In determining whether the decision of the City Commission is supported by competent substantial evidence, the Court is not entitled to reweigh the evidence or substitute its judgment for that of the agency.  See Department of Highway Safety and Motor Vehicles v. Trimble, 821 So.2d 1084, 1087 (Fla. 1st DCA 2002)(citing De Groot v. Sheffield, 95 So.2d 912, 916 (Fla. 1957).  Further, as aptly explained by the Florida Supreme Court in Dusseau v. Metropolitan Dade County Board of County Commissioners, 794 So.2d 1270, 1276 (Fla. 2001), the certiorari standard of review requires this Court to defer to the City’s “superior technical expertise and special vantage point” in its policy determinations and factual findings. 

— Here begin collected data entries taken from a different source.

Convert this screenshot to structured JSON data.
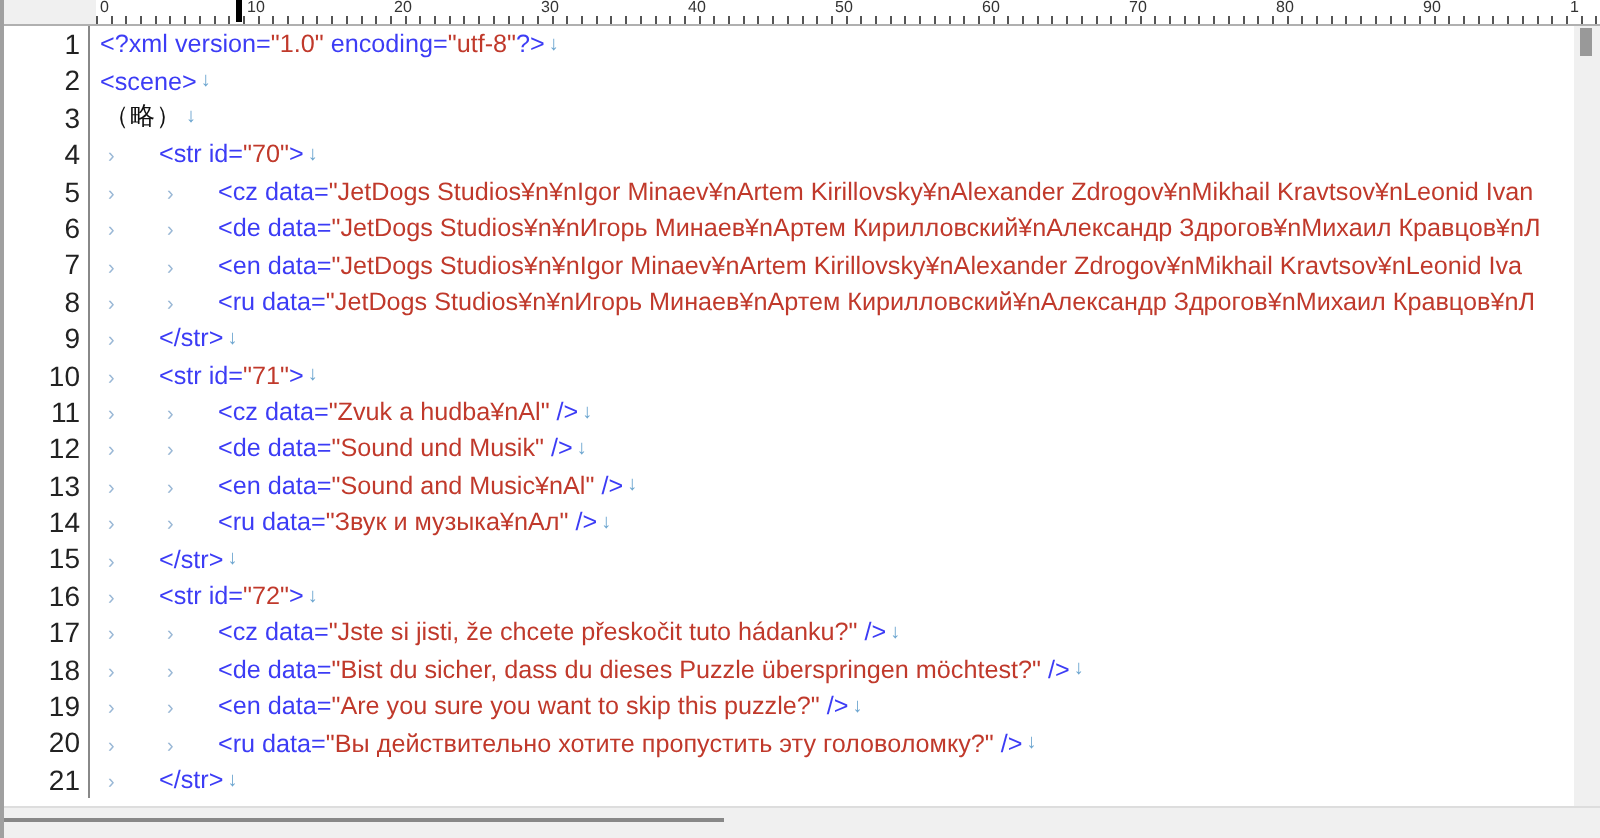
{
  "ruler": {
    "labels": [
      "0",
      "10",
      "20",
      "30",
      "40",
      "50",
      "60",
      "70",
      "80",
      "90",
      "1"
    ]
  },
  "lines": [
    {
      "number": "1",
      "tokens": [
        {
          "kind": "tag",
          "text": "<?xml version="
        },
        {
          "kind": "string",
          "text": "\"1.0\""
        },
        {
          "kind": "tag",
          "text": " encoding="
        },
        {
          "kind": "string",
          "text": "\"utf-8\""
        },
        {
          "kind": "tag",
          "text": "?>"
        }
      ],
      "eol": "↓"
    },
    {
      "number": "2",
      "tokens": [
        {
          "kind": "tag",
          "text": "<scene>"
        }
      ],
      "eol": "↓"
    },
    {
      "number": "3",
      "tokens": [
        {
          "kind": "plain",
          "text": "（略）"
        }
      ],
      "eol": "↓"
    },
    {
      "number": "4",
      "tabs": [
        "›"
      ],
      "tokens": [
        {
          "kind": "tag",
          "text": "<str id="
        },
        {
          "kind": "string",
          "text": "\"70\""
        },
        {
          "kind": "tag",
          "text": ">"
        }
      ],
      "eol": "↓"
    },
    {
      "number": "5",
      "tabs": [
        "›",
        "›"
      ],
      "tokens": [
        {
          "kind": "tag",
          "text": "<cz data="
        },
        {
          "kind": "string",
          "text": "\"JetDogs Studios¥n¥nIgor Minaev¥nArtem Kirillovsky¥nAlexander Zdrogov¥nMikhail Kravtsov¥nLeonid Ivan"
        }
      ]
    },
    {
      "number": "6",
      "tabs": [
        "›",
        "›"
      ],
      "tokens": [
        {
          "kind": "tag",
          "text": "<de data="
        },
        {
          "kind": "string",
          "text": "\"JetDogs Studios¥n¥nИгорь Минаев¥nАртем Кирилловский¥nАлександр Здрогов¥nМихаил Кравцов¥nЛ"
        }
      ]
    },
    {
      "number": "7",
      "tabs": [
        "›",
        "›"
      ],
      "tokens": [
        {
          "kind": "tag",
          "text": "<en data="
        },
        {
          "kind": "string",
          "text": "\"JetDogs Studios¥n¥nIgor Minaev¥nArtem Kirillovsky¥nAlexander Zdrogov¥nMikhail Kravtsov¥nLeonid Iva"
        }
      ]
    },
    {
      "number": "8",
      "tabs": [
        "›",
        "›"
      ],
      "tokens": [
        {
          "kind": "tag",
          "text": "<ru data="
        },
        {
          "kind": "string",
          "text": "\"JetDogs Studios¥n¥nИгорь Минаев¥nАртем Кирилловский¥nАлександр Здрогов¥nМихаил Кравцов¥nЛ"
        }
      ]
    },
    {
      "number": "9",
      "tabs": [
        "›"
      ],
      "tokens": [
        {
          "kind": "tag",
          "text": "</str>"
        }
      ],
      "eol": "↓"
    },
    {
      "number": "10",
      "tabs": [
        "›"
      ],
      "tokens": [
        {
          "kind": "tag",
          "text": "<str id="
        },
        {
          "kind": "string",
          "text": "\"71\""
        },
        {
          "kind": "tag",
          "text": ">"
        }
      ],
      "eol": "↓"
    },
    {
      "number": "11",
      "tabs": [
        "›",
        "›"
      ],
      "tokens": [
        {
          "kind": "tag",
          "text": "<cz data="
        },
        {
          "kind": "string",
          "text": "\"Zvuk a hudba¥nAl\""
        },
        {
          "kind": "tag",
          "text": " />"
        }
      ],
      "eol": "↓"
    },
    {
      "number": "12",
      "tabs": [
        "›",
        "›"
      ],
      "tokens": [
        {
          "kind": "tag",
          "text": "<de data="
        },
        {
          "kind": "string",
          "text": "\"Sound und Musik\""
        },
        {
          "kind": "tag",
          "text": " />"
        }
      ],
      "eol": "↓"
    },
    {
      "number": "13",
      "tabs": [
        "›",
        "›"
      ],
      "tokens": [
        {
          "kind": "tag",
          "text": "<en data="
        },
        {
          "kind": "string",
          "text": "\"Sound and Music¥nAl\""
        },
        {
          "kind": "tag",
          "text": " />"
        }
      ],
      "eol": "↓"
    },
    {
      "number": "14",
      "tabs": [
        "›",
        "›"
      ],
      "tokens": [
        {
          "kind": "tag",
          "text": "<ru data="
        },
        {
          "kind": "string",
          "text": "\"Звук и музыка¥nАл\""
        },
        {
          "kind": "tag",
          "text": " />"
        }
      ],
      "eol": "↓"
    },
    {
      "number": "15",
      "tabs": [
        "›"
      ],
      "tokens": [
        {
          "kind": "tag",
          "text": "</str>"
        }
      ],
      "eol": "↓"
    },
    {
      "number": "16",
      "tabs": [
        "›"
      ],
      "tokens": [
        {
          "kind": "tag",
          "text": "<str id="
        },
        {
          "kind": "string",
          "text": "\"72\""
        },
        {
          "kind": "tag",
          "text": ">"
        }
      ],
      "eol": "↓"
    },
    {
      "number": "17",
      "tabs": [
        "›",
        "›"
      ],
      "tokens": [
        {
          "kind": "tag",
          "text": "<cz data="
        },
        {
          "kind": "string",
          "text": "\"Jste si jisti, že chcete přeskočit tuto hádanku?\""
        },
        {
          "kind": "tag",
          "text": " />"
        }
      ],
      "eol": "↓"
    },
    {
      "number": "18",
      "tabs": [
        "›",
        "›"
      ],
      "tokens": [
        {
          "kind": "tag",
          "text": "<de data="
        },
        {
          "kind": "string",
          "text": "\"Bist du sicher, dass du dieses Puzzle überspringen möchtest?\""
        },
        {
          "kind": "tag",
          "text": " />"
        }
      ],
      "eol": "↓"
    },
    {
      "number": "19",
      "tabs": [
        "›",
        "›"
      ],
      "tokens": [
        {
          "kind": "tag",
          "text": "<en data="
        },
        {
          "kind": "string",
          "text": "\"Are you sure you want to skip this puzzle?\""
        },
        {
          "kind": "tag",
          "text": " />"
        }
      ],
      "eol": "↓"
    },
    {
      "number": "20",
      "tabs": [
        "›",
        "›"
      ],
      "tokens": [
        {
          "kind": "tag",
          "text": "<ru data="
        },
        {
          "kind": "string",
          "text": "\"Вы действительно хотите пропустить эту головоломку?\""
        },
        {
          "kind": "tag",
          "text": " />"
        }
      ],
      "eol": "↓"
    },
    {
      "number": "21",
      "tabs": [
        "›"
      ],
      "tokens": [
        {
          "kind": "tag",
          "text": "</str>"
        }
      ],
      "eol": "↓"
    }
  ]
}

            In applying this standard, the Court finds that there is competent substantial evidence in the record to support the City’s finding that the proposed crematorium was incompatible with the surrounding community.  Contrary to SCI’s assertion, the record does not demonstrate that the City improperly relied on lay testimony in reaching its decision.  Accordingly, the Court finds that SCI’s request for certiorari relief must be denied.

            Therefore, it is,

            ORDERED AND ADJUDGED that the Petition for Writ of Certiorari is denied.

            DONE AND ORDERED in Chambers, at St. Petersburg, Pinellas County, Florida this ________ day of January 2008.

 

                                                         _________________________________

                                                         DAVID A. DEMERS

                                                         Circuit Judge, Appellate Division

 

 

 

 

_______________________________                      ______________________________

PETER RAMSBERGER                                          AMY M. WILLIAMS

Circuit Judge, Appellate Division                                   Circuit Judge, Appellate Division

Copies furnished to:

 

Darryl R. Richards, Esquire

E.D. Armstrong, III, Esquire

Post Office Box 1100

Tampa, FL  33601-1100

 

Alan S. Zimmet, Esquire

Ronal Freeman, Esquire

Post Office Box 15309

Clearwater, FL  33766

 

Scott A. McLaren, Esquire

Marie A. Borland, Esquire

Post Office Box 2231

Tampa, FL  33601

 



[1] See Code Sec. 5002(D):  “An application shall be reviewed by the Planning Board when existing evaluation criteria and development standards may cause a significant impact upon the public interest or surrounding property owners, thereby requiring discretion.”

 

[2]  There is no dispute that the City Commission failed to enter written findings of fact and an order as required by its Code, Section 11100(I)(1)-(4). Section 11100(I), titled findings and order, explicitly sets forth four written findings that the City Commission must enter following a hearing, including:  (1) A statement of the criteria and standards used for evaluation of the proposal; (2) A statement of the findings of fact which the hearing body found establishing compliance or noncompliance with each applicable criteria; (3) The reasons for a conclusion to approve or deny; and (4)  The decision to deny or approve the proposed change with or without conditions, and if appropriate, a statement of the hearing body’s interpretation of what would be required to achieve compliance with the criteria and standards.  The failure of the City Commission to enter a written order requires this Court to evaluate the transcript in order to attempt to determine what standards were used by the Commission to evaluate SCI’s application and its reasons for finding noncompliance with the City’s code.  However, after having the parties brief this matter, the Court decided not to remand the case to the City Commission to enter a written order, primarily due to the lapse of time since the hearing and because both parties requested the Court to proceed on the record without a written order.  The Court reminds the City that it is of the upmost importance that it adhere to its Code and that neither party has the authority to simply waive Code requirements.